COURTESY TRIMET - The dark line with the two bridges shows the alignment for the Southwest Corridor MAX line over the complex Crossroads intersection approved by the project's steering committee.The prospective 12-mile Southwest Corridor MAX line that may someday connect downtown Portland, Tigard and Tualatin would travel along an elevated bridge when trains reach the "complicated" intersection called the Crossroads at Southwest Barbur Boulevard and Capitol Highway.

A steering committee composed of local elected officials, TriMet's general manager, and an Oregon Department of Transportation manager voted unanimously Monday, March 11, to abandon all other possible alignment alternatives in favor of a plan that would mean the demolition of 25 businesses employing almost 200 people. It includes a new light-rail bridge that crosses over Barbur south of Capitol.
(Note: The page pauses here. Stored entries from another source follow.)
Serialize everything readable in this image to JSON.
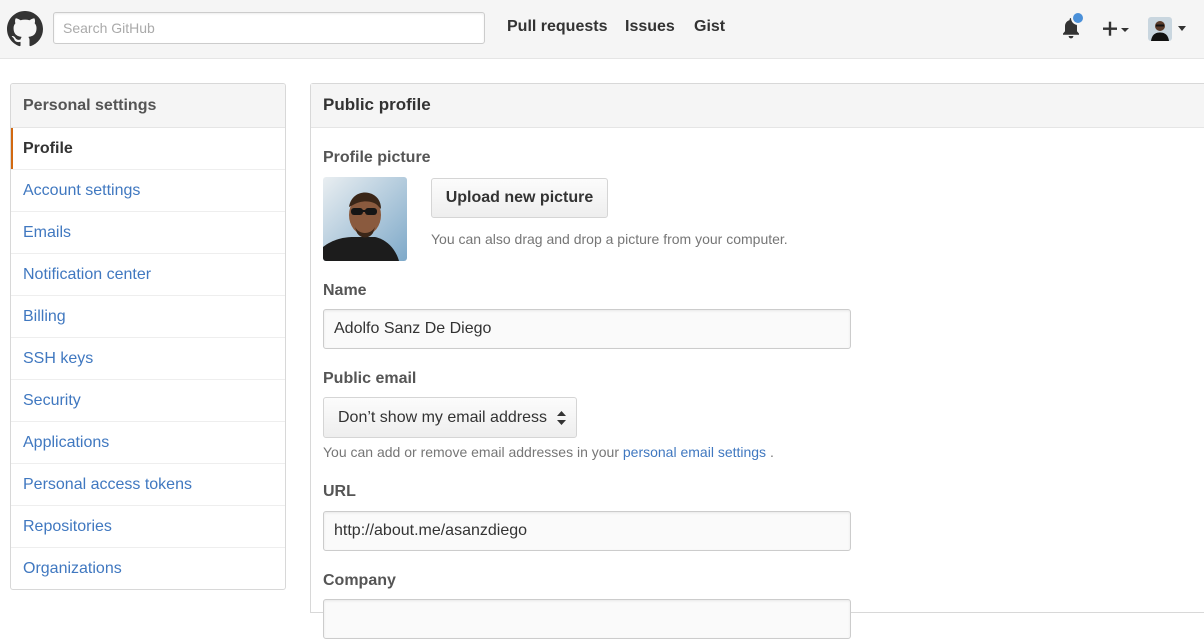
{
  "header": {
    "search_placeholder": "Search GitHub",
    "nav": [
      "Pull requests",
      "Issues",
      "Gist"
    ],
    "icons": [
      "github-mark-icon",
      "bell-icon",
      "plus-icon",
      "avatar",
      "chevron-down-icon"
    ]
  },
  "sidebar": {
    "heading": "Personal settings",
    "items": [
      {
        "label": "Profile",
        "selected": true
      },
      {
        "label": "Account settings"
      },
      {
        "label": "Emails"
      },
      {
        "label": "Notification center"
      },
      {
        "label": "Billing"
      },
      {
        "label": "SSH keys"
      },
      {
        "label": "Security"
      },
      {
        "label": "Applications"
      },
      {
        "label": "Personal access tokens"
      },
      {
        "label": "Repositories"
      },
      {
        "label": "Organizations"
      }
    ]
  },
  "main": {
    "heading": "Public profile",
    "profile_picture": {
      "label": "Profile picture",
      "upload_button": "Upload new picture",
      "hint": "You can also drag and drop a picture from your computer."
    },
    "name": {
      "label": "Name",
      "value": "Adolfo Sanz De Diego"
    },
    "public_email": {
      "label": "Public email",
      "selected": "Don’t show my email address",
      "hint_prefix": "You can add or remove email addresses in your",
      "hint_link": "personal email settings",
      "hint_suffix": "."
    },
    "url": {
      "label": "URL",
      "value": "http://about.me/asanzdiego"
    },
    "company": {
      "label": "Company"
    }
  },
  "colors": {
    "link": "#4078c0",
    "selected_marker": "#d26911",
    "notification_dot": "#4a90d9",
    "header_bg": "#f5f5f5"
  }
}
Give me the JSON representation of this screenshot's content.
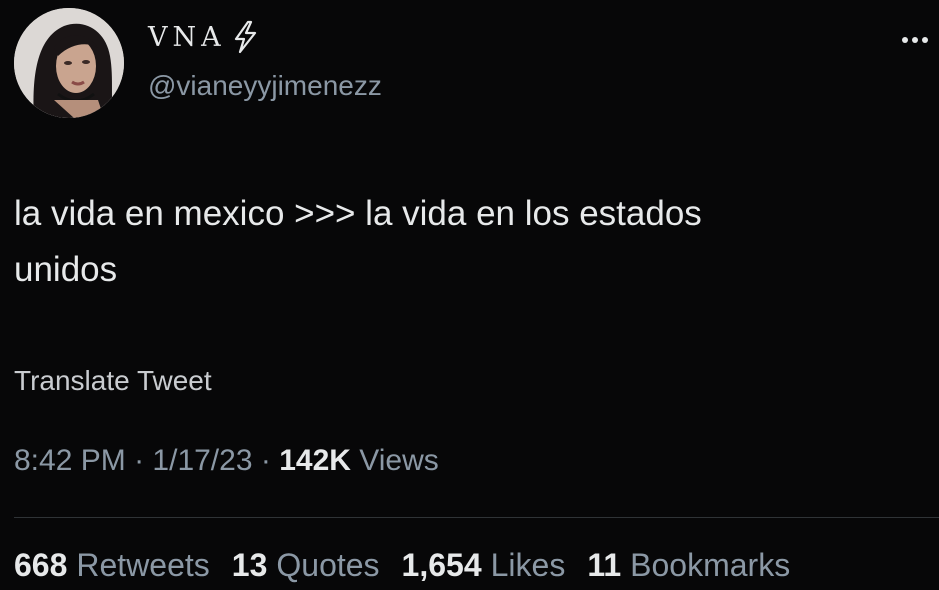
{
  "author": {
    "display_name": "VNA",
    "badge_icon": "lightning-bolt-icon",
    "handle": "@vianeyyjimenezz"
  },
  "tweet": {
    "text": "la vida en mexico >>> la vida en los estados\nunidos",
    "translate_label": "Translate Tweet",
    "time": "8:42 PM",
    "date": "1/17/23",
    "separator": "·",
    "views_count": "142K",
    "views_label": "Views"
  },
  "stats": [
    {
      "count": "668",
      "label": "Retweets"
    },
    {
      "count": "13",
      "label": "Quotes"
    },
    {
      "count": "1,654",
      "label": "Likes"
    },
    {
      "count": "11",
      "label": "Bookmarks"
    }
  ],
  "colors": {
    "background": "#070708",
    "primary_text": "#e7e9ea",
    "secondary_text": "#8b98a5",
    "divider": "#2f3336"
  }
}
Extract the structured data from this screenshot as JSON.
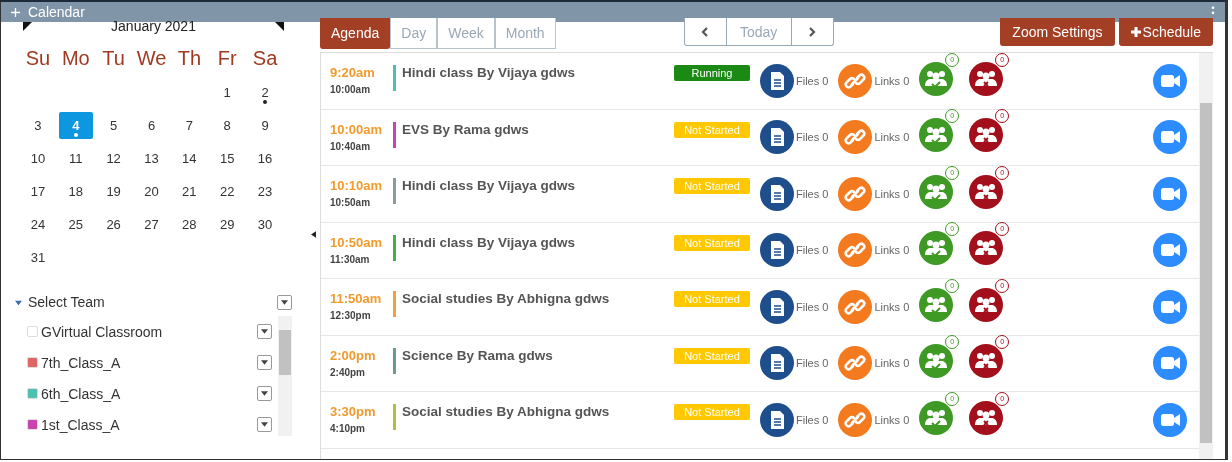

"With this alignment, if you're heading south on Barbur Boulevard (toward Tigard), the route turns left off of Barbur and goes behind the Barbur Transit Center. Then, just south of the transit center, the route spans over I-5 and over Capitol Highway as a flyover until you land on the west side of Barbur and the east side of I-5," said Jeb Doran, TriMet's project manager for the light-rail plan.

The new light-rail line — which would be the Portland area's first new line since the Orange Line to Milwaukie — is still in the planning stages.

Before any trains start rolling, local governments would have to approve millions of dollars in funding, voters would have to approve a regionwide transportation funding measure, and the federal government would have to contribute at least half of the $2.8 billion to $3.1 billion the line is likely to cost.

That regional measure vote has not yet been scheduled, but is expected to happen at the November 2020 general election.

Doran said the alignment decision by the steering committee settles the Crossroads debate, which has been the subject of three public meetings attended by 190 people, 125 emails, notification of 60 property owners and a special session of the Portland City Council.

"Crossroads is a fairly complicated problem, and we've looked at a lot of different alignments. Narrowing the possible scenarios down to one is the culmination of that," Doran said. "We're now down to the one alignment that works and meets the metrics and the goals and objectives. This is the one we'll be moving forward on."

Hardest hit if the project happens will be the businesses located at the strip mall on the east side of Barbur just south of the Crossroads.

Capitol Corner, anchored by a Chase Bank branch, was built in 1990. Also in the path of the now-approved alignment is a McDonald's, a Starbucks and the automotive services located at the southwest corner of the intersection of Capitol Highway and Barbur Boulevard just south of the transit center.

The next issue the steering committee will have to resolve is how to connect the light rail line to the campus of Oregon Health & Sciences University. That decision is expected in May.